第52話

 天幕に入って四半刻程経った後、屍の群れを引き連れて出て来た普蘭プーランに、平家の女達は仰天した。

 どの屍も顔に呪符を貼り付けられ、歩くのではなく一斉に足首を使って跳躍して進んでいる。また、一様に両腕を前に真っ直ぐに伸ばしていた。


「ぷ、普蘭プーラン殿、これは如何なる術なのでしょう?」

「咎への報いとはいえ、何とも面妖な……」


 賤民として埋葬を司る隠亡の役も課せられていた為、女達には屍その物には全く抵抗感がない。まして、これまで自分達を迫害して来た者達のなれの果てに、憐憫の情などあろう筈もない。

 だが流石に、屍が列をなして一糸乱れずに飛び跳ねて進むという異様な光景には、戸惑いを隠せなかった。

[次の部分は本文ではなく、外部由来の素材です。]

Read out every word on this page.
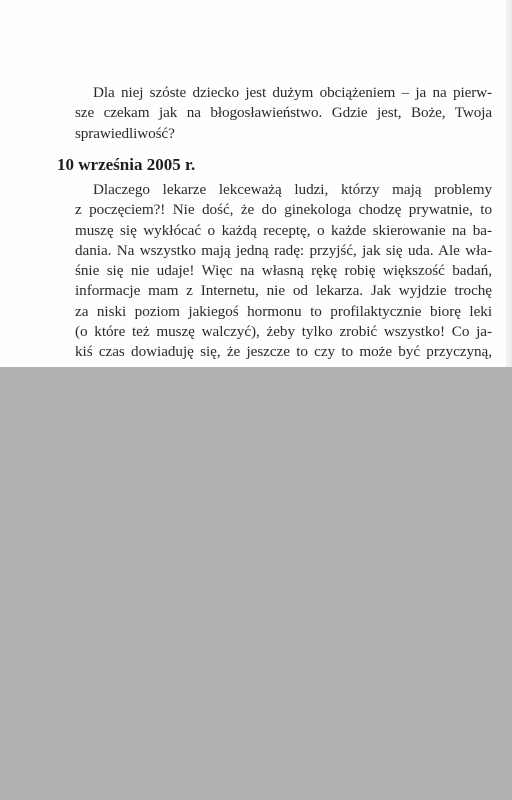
Dla niej szóste dziecko jest dużym obciążeniem – ja na pierw-
sze czekam jak na błogosławieństwo. Gdzie jest, Boże, Twoja
sprawiedliwość?
10 września 2005 r.
Dlaczego lekarze lekceważą ludzi, którzy mają problemy
z poczęciem?! Nie dość, że do ginekologa chodzę prywatnie, to
muszę się wykłócać o każdą receptę, o każde skierowanie na ba-
dania. Na wszystko mają jedną radę: przyjść, jak się uda. Ale wła-
śnie się nie udaje! Więc na własną rękę robię większość badań,
informacje mam z Internetu, nie od lekarza. Jak wyjdzie trochę
za niski poziom jakiegoś hormonu to profilaktycznie biorę leki
(o które też muszę walczyć), żeby tylko zrobić wszystko! Co ja-
kiś czas dowiaduję się, że jeszcze to czy to może być przyczyną,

「”道術”なる明国の法術の手法を記した書物を入手したので、手を加えた上で試したのです。この様に、術で動かす屍を”殭屍キョンシー”と称し、郷里から離れた地で客死した者を家へ帰す為、自ら歩かせるというのが本来の用途という事です」


 女達は、参内に際して屍の一部を運び出すとしか事前に聞かされていなかった。元々、百姓の屍を保管しているのは神属の贄とする為と認識していたので、供物を持参するのだろうと思い、それ自体は何ら訝しむ事はなかった。

 だが、運ぶには荷車の類に積んでいくのだろうとばかり考えていたのが、よもや術で操って自ら歩ませるとなれば驚く他ない。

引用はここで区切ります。